Fotografieren verboten? Spass muss sein!




Tags darauf, am 29.07.11 verschlechtert sich meine Lage, es kommt Fieber hinzu. Ein anwesender Backpacker prophezeit: Angina. Ich verkrieche mich umgehend ins Bett und konsumiere sämtliche mich gut dünkenden Medikamente aus meiner mitgebrachten Reiseapotheke. Und siehe da, am Samstag 30.07.11 geht’s mir schon viel besser (Danke Leo+Val!). Nun ist es so, dass ich für Samstag bereits einen Tagestrip für USD 35 zum Cotopaxi Vulkan gebucht und bezahlt habe. Den trete ich dummerweise in meiner Euphorie von Besserung zusammen mit Elly auch an...

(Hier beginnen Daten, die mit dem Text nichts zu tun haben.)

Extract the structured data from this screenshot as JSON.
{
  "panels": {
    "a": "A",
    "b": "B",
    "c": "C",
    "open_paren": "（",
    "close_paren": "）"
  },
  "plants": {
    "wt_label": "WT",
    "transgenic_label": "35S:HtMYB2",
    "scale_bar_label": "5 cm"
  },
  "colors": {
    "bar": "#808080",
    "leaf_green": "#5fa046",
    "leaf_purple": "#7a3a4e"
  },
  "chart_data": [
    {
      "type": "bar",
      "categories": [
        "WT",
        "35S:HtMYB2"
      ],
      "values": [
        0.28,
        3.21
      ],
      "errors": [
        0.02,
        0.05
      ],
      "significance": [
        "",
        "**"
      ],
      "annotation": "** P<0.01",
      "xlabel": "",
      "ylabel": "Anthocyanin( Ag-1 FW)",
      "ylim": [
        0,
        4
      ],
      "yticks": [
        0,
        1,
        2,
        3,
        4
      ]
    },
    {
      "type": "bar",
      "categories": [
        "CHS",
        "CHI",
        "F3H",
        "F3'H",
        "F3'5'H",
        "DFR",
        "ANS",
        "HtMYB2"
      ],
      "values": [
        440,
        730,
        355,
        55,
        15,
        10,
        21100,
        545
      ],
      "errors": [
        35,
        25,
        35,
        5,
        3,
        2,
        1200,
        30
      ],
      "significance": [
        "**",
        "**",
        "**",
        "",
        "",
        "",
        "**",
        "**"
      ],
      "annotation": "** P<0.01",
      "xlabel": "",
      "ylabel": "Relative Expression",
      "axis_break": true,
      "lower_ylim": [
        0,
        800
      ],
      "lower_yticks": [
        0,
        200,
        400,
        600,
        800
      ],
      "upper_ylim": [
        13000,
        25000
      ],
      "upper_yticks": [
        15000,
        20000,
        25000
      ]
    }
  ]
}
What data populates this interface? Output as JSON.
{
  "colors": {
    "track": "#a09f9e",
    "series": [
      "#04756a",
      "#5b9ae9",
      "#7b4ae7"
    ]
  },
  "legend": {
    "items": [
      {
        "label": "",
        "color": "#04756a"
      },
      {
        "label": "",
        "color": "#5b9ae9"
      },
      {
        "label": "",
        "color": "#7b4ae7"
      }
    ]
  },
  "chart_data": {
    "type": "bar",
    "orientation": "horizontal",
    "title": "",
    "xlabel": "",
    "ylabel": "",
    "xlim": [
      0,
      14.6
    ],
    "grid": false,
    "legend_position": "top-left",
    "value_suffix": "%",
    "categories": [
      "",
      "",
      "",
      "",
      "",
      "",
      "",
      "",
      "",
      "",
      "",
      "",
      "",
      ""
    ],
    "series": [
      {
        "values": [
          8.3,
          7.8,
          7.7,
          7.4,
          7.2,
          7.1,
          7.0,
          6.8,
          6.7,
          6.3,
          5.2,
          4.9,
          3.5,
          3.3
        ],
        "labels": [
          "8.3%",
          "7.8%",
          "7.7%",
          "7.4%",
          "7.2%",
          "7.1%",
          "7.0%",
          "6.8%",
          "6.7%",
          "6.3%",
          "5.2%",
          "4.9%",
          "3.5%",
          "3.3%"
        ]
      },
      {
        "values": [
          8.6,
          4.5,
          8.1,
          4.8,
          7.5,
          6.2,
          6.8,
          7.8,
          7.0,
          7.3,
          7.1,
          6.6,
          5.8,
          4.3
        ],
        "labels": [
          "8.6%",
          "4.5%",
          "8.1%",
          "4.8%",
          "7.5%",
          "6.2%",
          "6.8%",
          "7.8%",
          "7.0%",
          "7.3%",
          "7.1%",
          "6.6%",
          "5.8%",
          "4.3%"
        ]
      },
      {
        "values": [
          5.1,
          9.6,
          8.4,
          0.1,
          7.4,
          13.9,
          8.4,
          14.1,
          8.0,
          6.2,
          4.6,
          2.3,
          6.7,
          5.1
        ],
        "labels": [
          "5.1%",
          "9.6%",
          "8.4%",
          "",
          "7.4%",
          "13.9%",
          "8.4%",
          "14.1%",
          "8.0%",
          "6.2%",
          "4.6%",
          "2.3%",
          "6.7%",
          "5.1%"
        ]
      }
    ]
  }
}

Auf der Hinfahrt schlafe ich unter meinem warmen Poncho, da ich allgemein in meinem 6-Betten-„orange“-Dorm relativ schlecht schlafe („relativ“ ist notabene untertrieben). Unterwegs laden wir noch weitere Leute auf, unter anderem auch Katy (USA), welche ich bereits beim Buchen in Quito für diese Tour sozusagen überredet habe.:-)
Der ca. 250m hohe Aufstieg vom Parkplatz zum Base Camp „Refugio José Rivas“ auf 4810m ist pures Gift für meine havarierten Mandeln. Die Angina meldet sich wieder zurück. Hagelschlag, kalter Wind und die dünne Luft tragen ebenfalls ihren Teil bei. Im Basecamp angekommen zittere ich vor Kälte, wie Nachbars Lumpi, und bin froh, dass das Wetter schlecht ist und wir nicht noch einen Sektor höher gehen können. Indes werde ich von den Amis in unserer Gruppe auf meinen bevorstehenden USA Trip gebrieft. Sie zeichnen mir eine Karte mit den Sehenswürdigkeiten, bieten mir Support beim Autokauf an und selbstverständlich soll ich sie besuchen kommen, wenn ich im jeweiligen Staat bin. Cool. Diese netten Amis haben grad einiges wiedergut gemacht, was Miss DD von der Embassy verbockt hat!:-)
Gute Miene zum kranken Spiel
Der Aufstieg im Nebel+Hagel
Da meine Schuhe eklig nass und meine Füsse eisig kalt sind, verzichte ich auf die Downhill Bike Tour und warte im warmen Bus, bis die anderen ausge-biked haben. Meine Stirn glüht. Das anschliessende Mittagessen ist ein Desaster für Vegetarier, so dass ich mich schlussendlich mit Chips, Äpfeln, zwei Scheiben Brot und nem selbst gekauften Goggi zufrieden geben muss (naja, kann ja sowieso nicht Schlucken). Den Rückweg verbringe ich unter meinem Poncho. Ich freue mich auf eine heisse Dusche – shit, gibt’s ja nicht im Secret Garden! – und mein Bett.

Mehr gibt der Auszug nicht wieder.